Persembahan Manis dari Monita Tahalea
Setengah jam sebelum penampil naik panggung, Hall C2 ternyata sudah dipadati pengunjung. Barisan depan sampai tengah pun terisi penuh oleh dewasa muda yang haus akan suara syahdu Monita Tahalea. Khusus Hall C2 memang tak memakai kursi. Pengunjung sengaja dibebaskan duduk lesehan beralaskan karpet tebal. Suasana nyaman pun terasa karena beberapa bean bag tersedia di sana. Lengkap sudah malam itu: penonton dapat menyaksikan Monita berdendang membawakan karya-karya andalannya, mendengarkan ‘suara beningnya’, juga dapat menyilakan kaki sembari rehat sejenak—apalagi bagi yang sudah datang sejak awal, sejak matahari masih dengan gagahnya berseri.

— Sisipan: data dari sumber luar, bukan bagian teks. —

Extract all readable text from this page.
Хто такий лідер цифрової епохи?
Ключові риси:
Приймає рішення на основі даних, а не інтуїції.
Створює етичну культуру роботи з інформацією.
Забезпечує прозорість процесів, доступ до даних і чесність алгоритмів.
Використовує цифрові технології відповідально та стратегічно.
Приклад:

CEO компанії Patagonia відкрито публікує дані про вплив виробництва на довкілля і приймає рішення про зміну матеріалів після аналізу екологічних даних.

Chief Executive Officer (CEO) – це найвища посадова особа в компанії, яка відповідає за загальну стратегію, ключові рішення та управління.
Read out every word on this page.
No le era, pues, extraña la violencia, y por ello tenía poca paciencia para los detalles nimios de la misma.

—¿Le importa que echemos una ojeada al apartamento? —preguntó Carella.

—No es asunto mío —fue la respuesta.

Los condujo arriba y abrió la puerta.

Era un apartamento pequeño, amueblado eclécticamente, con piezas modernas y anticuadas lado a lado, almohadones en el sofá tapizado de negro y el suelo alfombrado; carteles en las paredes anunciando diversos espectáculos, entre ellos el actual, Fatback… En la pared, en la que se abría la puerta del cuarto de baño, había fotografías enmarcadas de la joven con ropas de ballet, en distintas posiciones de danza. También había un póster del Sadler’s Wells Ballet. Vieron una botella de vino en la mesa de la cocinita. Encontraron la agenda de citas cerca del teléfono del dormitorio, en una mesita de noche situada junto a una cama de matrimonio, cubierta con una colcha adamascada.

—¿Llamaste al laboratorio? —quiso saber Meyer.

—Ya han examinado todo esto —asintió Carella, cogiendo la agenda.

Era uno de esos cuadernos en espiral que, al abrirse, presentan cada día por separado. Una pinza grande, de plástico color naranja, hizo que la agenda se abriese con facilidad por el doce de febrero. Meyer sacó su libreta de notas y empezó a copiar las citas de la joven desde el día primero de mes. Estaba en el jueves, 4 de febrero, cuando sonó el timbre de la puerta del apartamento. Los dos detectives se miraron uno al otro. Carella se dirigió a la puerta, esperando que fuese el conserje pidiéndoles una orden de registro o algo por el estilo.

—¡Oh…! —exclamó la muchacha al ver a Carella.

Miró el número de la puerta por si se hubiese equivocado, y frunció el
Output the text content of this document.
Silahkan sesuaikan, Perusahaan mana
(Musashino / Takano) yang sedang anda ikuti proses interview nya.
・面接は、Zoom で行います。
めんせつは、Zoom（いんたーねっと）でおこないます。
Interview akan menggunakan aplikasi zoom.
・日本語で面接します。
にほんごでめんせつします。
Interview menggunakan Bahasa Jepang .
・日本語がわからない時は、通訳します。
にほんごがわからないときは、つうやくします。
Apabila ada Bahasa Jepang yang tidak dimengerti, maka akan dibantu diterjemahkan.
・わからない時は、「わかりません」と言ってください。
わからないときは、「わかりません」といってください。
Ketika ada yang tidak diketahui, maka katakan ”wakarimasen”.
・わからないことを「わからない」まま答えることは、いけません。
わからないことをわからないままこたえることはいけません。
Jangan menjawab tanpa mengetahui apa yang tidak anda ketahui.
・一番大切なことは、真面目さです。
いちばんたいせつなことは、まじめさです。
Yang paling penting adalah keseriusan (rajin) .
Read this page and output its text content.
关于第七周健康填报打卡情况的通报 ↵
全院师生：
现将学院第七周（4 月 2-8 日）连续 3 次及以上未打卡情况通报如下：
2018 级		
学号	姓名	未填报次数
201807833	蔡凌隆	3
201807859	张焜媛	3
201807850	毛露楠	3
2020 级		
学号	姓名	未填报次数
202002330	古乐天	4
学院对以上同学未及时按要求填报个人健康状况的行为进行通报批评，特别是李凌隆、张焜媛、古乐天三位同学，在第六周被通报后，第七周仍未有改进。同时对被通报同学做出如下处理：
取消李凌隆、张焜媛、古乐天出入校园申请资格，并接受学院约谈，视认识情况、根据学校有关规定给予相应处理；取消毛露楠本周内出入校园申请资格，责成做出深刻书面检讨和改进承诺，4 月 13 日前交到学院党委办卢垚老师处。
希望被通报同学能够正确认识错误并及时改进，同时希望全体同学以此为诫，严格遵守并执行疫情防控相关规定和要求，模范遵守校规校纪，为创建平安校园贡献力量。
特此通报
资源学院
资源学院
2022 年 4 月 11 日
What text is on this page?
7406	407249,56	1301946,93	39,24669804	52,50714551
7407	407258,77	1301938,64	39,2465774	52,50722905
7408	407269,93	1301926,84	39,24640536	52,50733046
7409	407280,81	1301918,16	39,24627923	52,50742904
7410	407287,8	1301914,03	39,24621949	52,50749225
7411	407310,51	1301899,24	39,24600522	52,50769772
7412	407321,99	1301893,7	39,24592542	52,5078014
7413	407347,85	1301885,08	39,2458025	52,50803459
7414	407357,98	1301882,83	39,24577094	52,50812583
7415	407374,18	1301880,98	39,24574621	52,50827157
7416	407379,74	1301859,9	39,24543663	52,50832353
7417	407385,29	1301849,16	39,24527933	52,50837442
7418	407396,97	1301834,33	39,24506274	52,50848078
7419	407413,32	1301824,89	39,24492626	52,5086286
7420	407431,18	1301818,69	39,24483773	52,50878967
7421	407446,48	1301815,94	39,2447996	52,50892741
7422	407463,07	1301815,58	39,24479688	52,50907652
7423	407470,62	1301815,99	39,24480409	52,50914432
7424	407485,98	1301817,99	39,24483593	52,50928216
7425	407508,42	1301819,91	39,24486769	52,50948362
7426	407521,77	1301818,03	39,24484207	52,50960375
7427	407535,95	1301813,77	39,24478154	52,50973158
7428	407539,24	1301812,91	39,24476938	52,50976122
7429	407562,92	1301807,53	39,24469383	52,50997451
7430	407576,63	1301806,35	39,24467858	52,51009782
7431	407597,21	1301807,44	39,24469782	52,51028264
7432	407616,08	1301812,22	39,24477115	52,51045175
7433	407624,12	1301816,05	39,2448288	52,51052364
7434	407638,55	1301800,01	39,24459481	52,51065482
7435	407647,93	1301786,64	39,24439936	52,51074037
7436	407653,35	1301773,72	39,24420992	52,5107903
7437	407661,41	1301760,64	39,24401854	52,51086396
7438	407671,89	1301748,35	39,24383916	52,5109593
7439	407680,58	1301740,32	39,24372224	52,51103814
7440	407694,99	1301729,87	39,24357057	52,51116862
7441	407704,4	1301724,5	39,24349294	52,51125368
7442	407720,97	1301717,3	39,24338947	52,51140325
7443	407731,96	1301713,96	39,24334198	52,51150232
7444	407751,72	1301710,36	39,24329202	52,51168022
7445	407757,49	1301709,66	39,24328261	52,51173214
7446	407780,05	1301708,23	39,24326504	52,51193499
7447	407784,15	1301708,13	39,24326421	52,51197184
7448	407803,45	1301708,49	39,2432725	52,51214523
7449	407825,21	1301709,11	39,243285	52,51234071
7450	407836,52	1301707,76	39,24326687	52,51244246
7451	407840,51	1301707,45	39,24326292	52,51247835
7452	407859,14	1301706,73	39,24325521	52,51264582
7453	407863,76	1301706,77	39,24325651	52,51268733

Minggu malam kala itu terbilang spesial. Selain Jessilardus Mates (drum), Yosep Sitompul (piano), Indra Perkasa (bass), dan Gerald Situmorang (gitar), Monita juga mengajak TJ Kusuma (gitar)—salah satu personel Barasuara—dan Windy Setiadi (akordeon) untuk ikut mengisi komposisi lagunya.
Baru beberapa kata dalam lirik “Tak Sendiri” dilantunkan, para penonton kemudian sing along. Begitu pula pada lagu “Hai” yang dibawakan setelahnya. Penampil dan penonton seolah saling berdialog lewat lirik-liriknya. Interaksi Monita dengan penonton tak sampai di situ. Pada judul “168”, Monita sedikit bercerita tentang isi lagu yang dibawakan: tentang seseorang yang sudah lama dicintai, sulit dilupakan, tetapi akhirnya tak bisa bersama. Dan sebelumnya, lagu ini juga pernah ia bawakan bersama Chaka Priambudi.
Lagu keempat berjudul “Perahu (Perahu Jingga)”. Lagu yang sedikit terdengar kelam-tetapi-penuh harap. Juga lagu “Bisu” dan “Saat Teduh” yang meski bertempo lambat, komposisinya mampu membuat lagu tak terasa ‘gelap’. Sebelum membawakan lagu terakhir, Monita sempat mengingat momen-momen saat ia kali pertama hadir sebagai pengunjung, sampai akhirnya berkesempatan menyanyi di Java Jazz Festival. Ia mengatakan bahwa proses yang ia lalui menjadikan dirinya tekun mempelajari dunia musik.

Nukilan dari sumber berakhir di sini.